Diduga Pilah-pilih Media, Pengamat : Diskominfo atau Humas Seharusnya Transparan dan Profesional

Diduga Pilah-pilih Media, Pengamat : Diskominfo atau Humas Seharusnya Transparan dan Profesional

Indofokus.com

 

DEPOK,

 

Tugasnya seorang jurnalis, tertuang pada Undang-Undang Nomor 40 Tahun 1999 tentang pokok pers, dengan adanya undang-undang tersebut membuka ruang lebih bagi kebebasan pers dalam menulis berita.

 

Dalam Undang-Undang Pers tersebut, wartawan maupun jurnalis harus benar-benar netral dan tidak memihak sehingga menuliskan berita yang berimbang.

 

Dijaman order baru hampir kebanyakan Ex Wartawan berpindah profesi sebagai Pejabat Politik dan Pejabat Humas.

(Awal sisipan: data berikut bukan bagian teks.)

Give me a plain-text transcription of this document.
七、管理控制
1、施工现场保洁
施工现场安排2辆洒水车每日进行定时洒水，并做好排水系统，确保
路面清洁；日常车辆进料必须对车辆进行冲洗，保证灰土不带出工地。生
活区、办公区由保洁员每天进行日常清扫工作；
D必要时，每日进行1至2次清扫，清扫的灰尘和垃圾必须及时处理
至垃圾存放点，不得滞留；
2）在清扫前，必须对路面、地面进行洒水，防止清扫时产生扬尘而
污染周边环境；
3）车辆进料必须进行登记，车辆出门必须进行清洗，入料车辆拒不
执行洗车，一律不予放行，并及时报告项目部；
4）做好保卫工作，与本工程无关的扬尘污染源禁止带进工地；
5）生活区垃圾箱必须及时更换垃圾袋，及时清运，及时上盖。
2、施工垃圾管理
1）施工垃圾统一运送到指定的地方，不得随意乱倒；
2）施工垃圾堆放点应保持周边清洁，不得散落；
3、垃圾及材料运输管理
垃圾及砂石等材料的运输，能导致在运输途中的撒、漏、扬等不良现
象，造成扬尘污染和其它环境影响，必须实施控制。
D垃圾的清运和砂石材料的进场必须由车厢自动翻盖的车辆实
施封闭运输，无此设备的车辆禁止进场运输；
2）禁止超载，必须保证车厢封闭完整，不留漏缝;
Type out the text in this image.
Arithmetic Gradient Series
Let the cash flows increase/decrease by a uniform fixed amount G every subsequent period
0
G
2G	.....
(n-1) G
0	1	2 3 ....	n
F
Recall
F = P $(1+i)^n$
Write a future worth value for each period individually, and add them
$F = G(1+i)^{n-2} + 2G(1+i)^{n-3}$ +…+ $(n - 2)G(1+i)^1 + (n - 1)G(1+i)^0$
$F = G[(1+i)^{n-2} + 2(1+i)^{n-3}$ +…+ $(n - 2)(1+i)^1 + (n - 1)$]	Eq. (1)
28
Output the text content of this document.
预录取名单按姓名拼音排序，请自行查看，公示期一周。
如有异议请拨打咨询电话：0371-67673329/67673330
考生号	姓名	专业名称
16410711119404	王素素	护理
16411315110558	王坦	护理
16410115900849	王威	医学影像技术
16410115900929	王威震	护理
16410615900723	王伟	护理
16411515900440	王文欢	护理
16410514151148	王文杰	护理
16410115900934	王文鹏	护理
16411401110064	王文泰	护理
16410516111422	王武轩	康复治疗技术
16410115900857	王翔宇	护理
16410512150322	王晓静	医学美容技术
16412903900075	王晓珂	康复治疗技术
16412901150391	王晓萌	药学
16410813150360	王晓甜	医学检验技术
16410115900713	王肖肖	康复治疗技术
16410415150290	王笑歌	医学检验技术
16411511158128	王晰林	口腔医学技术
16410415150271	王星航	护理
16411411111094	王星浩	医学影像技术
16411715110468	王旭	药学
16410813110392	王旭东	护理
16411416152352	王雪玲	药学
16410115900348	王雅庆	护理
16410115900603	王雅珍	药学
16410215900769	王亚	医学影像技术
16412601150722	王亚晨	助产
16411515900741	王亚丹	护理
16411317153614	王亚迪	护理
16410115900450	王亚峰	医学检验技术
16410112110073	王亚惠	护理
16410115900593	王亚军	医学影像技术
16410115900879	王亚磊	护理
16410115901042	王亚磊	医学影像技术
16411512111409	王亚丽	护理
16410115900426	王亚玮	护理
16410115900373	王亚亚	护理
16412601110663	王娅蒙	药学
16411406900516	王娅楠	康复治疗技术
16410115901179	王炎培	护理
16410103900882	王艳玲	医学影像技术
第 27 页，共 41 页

Sebagian wartawan juga sering terlihat diasingkan oleh instansi pemerintah baik dari pihak keamanan maupun pembisnis yang dianggap akan merugikan usaha kepentingan pribadinya, hal itu disebabkan profesionalisme wartawan yang tidak dihargai.

 

Hal itu tidak terlepas dari profesionalisme sebagai tugas wartawan, sehingga terjadi diduga pilah memilah jurnalis yang dilakukan oleh dilingkungan Pemerintah Kota Depok melalui Diskominfo karena ada sesuatu yang dirahasiakan di balik tidak digubris nya Surat Tugas Liputan Wartawan dan Surat Penawaran Kerjasama Publikasi.

 

Menanggapi hal tersebut, seorang wartawan senior, Dahlan, yang biasa meliput berita hukum dan kriminal di Polda Metro Jaya dan aktif juga di organisasi PWI, menyatakan bahwa kebijakan semacam ini bukan hanya keliru secara normatif, tetapi juga mengancam kemerdekaan Pers serta prinsip keterbukaan informasi publik. Pengamat Kebijakan Publik dan Politik Wempy menilai adanya indikasi kelompok-kelompok tertentu yang diduga diistimewakan.

 

Disisi lainnya diungkapkan oleh Pengamat Kebijakan Publik dan Politik R Wempy Syamkarya S.H M.H mengatakan,“Kami tidak menyebutkan secara spesifik siapa kelompok-kelompok tersebut. Saya rasa rekan-rekan juga sudah banyak mengetahui dan mendengar informasi yang berkembang di luar. Sekarang pertanyaannya, beranikah Diskominfo Depok membuka data secara transparan?.” ujarnya, Kamis (23/04/26).

 

Meski demikian, dikatakan Wempy “kalau Media sudah mengirim pengajuan surat Tugas Liputan Wartawan dan Surat Kerjasama Publikasi ke pihak Diskominfo Kota Depok seharusnya jangan tidak digubris atau diabaikan surat tersebut.” ujarnya.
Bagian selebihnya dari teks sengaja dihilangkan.